Чтобы как-то существовать дальше, Дэвид погрузился в деятельную бесчувственность, из которой его вырвала только встреча с тропиками. Через две недели после отплытия, когда их судно под названием «Прямодушный» — одно из грузо-пассажирских судов компании — вошло в полосу зноя, невидимой стеной стоявшего в воздухе, Дэвиду показалось, что очнулся он лишь затем, чтобы снова пережить состояние крайней растерянности; затем последовало прибытие в Африку, и вместе с тем — пылающее над головой солнце, незнакомые овощи и пряности, обрушившиеся на его пищеварение, и тёмные, непостижимые, не дающие сосредоточиться лица вокруг. Только месяц спустя первоначальное замешательство сменилось ощущением если не спокойствия, то во всяком случае некоторого равновесия, и ко дню открытия железной дороги у Дэвида впервые возникло чувство, что с глаз его спала какая-то пелена, чего, как ему казалось, уже никогда не произойдёт.

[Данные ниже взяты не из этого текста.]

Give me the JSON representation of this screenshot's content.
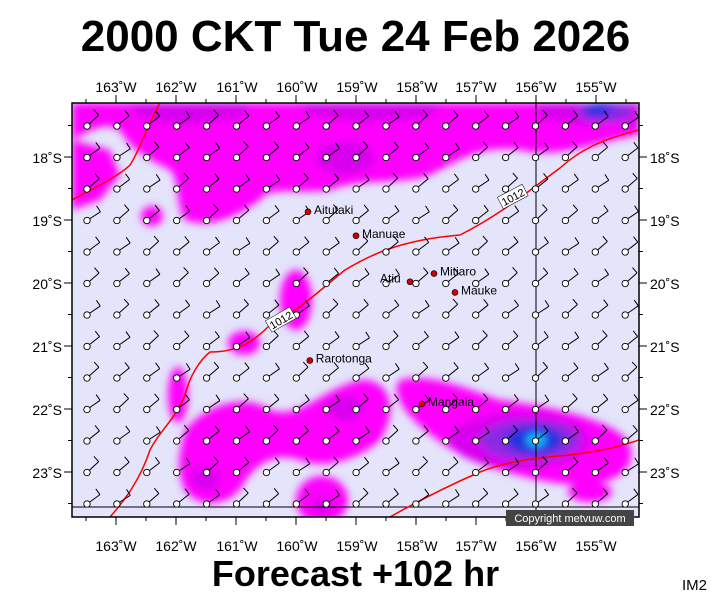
{
  "title": "2000 CKT Tue 24 Feb 2026",
  "subtitle": "Forecast +102 hr",
  "image_code": "IM2",
  "copyright": "Copyright metvuw.com",
  "lon_labels": [
    "163˚W",
    "162˚W",
    "161˚W",
    "160˚W",
    "159˚W",
    "158˚W",
    "157˚W",
    "156˚W",
    "155˚W"
  ],
  "lat_labels": [
    "18˚S",
    "19˚S",
    "20˚S",
    "21˚S",
    "22˚S",
    "23˚S"
  ],
  "isobar_labels": [
    "1012",
    "1012"
  ],
  "places": [
    {
      "name": "Aitutaki",
      "lon": -159.8,
      "lat": -18.87
    },
    {
      "name": "Manuae",
      "lon": -159.0,
      "lat": -19.25
    },
    {
      "name": "Mitiaro",
      "lon": -157.7,
      "lat": -19.85
    },
    {
      "name": "Atiu",
      "lon": -158.1,
      "lat": -19.98
    },
    {
      "name": "Mauke",
      "lon": -157.35,
      "lat": -20.15
    },
    {
      "name": "Rarotonga",
      "lon": -159.77,
      "lat": -21.23
    },
    {
      "name": "Mangaia",
      "lon": -157.9,
      "lat": -21.92
    }
  ],
  "colors": {
    "ocean": "#e4e4fa",
    "rain_light": "#ff00ff",
    "rain_medium": "#d800ee",
    "rain_heavy": "#8a2be2",
    "rain_very_heavy": "#2030e0",
    "rain_extreme": "#00c8ff",
    "isobar": "#ff0000",
    "grid": "#000000",
    "island": "#cc0000"
  }
}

В день открытия от неожиданной прохлады почти материально осязаемое в воздухе давление рассеялось, и мысли множества людей, собравшихся перед дворцом губернатора, свободно воспаряли к чистому небу. Лёгкий ветерок с моря нёс слова ораторов к слушателям, и Дэвид видел, что выступающие счастливы, что у этих правителей и занимающих ответственные посты представителей цивилизованного мира щёки пылают румянцем от радости, руки выдают глубокое внутреннее волнение, глаза блестят, а в голосах звучит дрожь. Дэвиду показалось удивительно правильным, что именно эти люди держат будущее мира в своих руках, и он впервые сделал вывод, что с такими руководителями народу не нужно никаких политических убеждений. «С такими руководителями нам, возможно, вообще незачем больше заниматься политикой, — подумал он, — потому что, с одной стороны, они обладают такой глубокой проницательностью, что нам всё равно с ними не сравниться, с другой стороны, они — в такой день, как сегодня, — могут сделать политику столь же ясной и прозрачной, как голубое море Кабинды за полосой прибоя».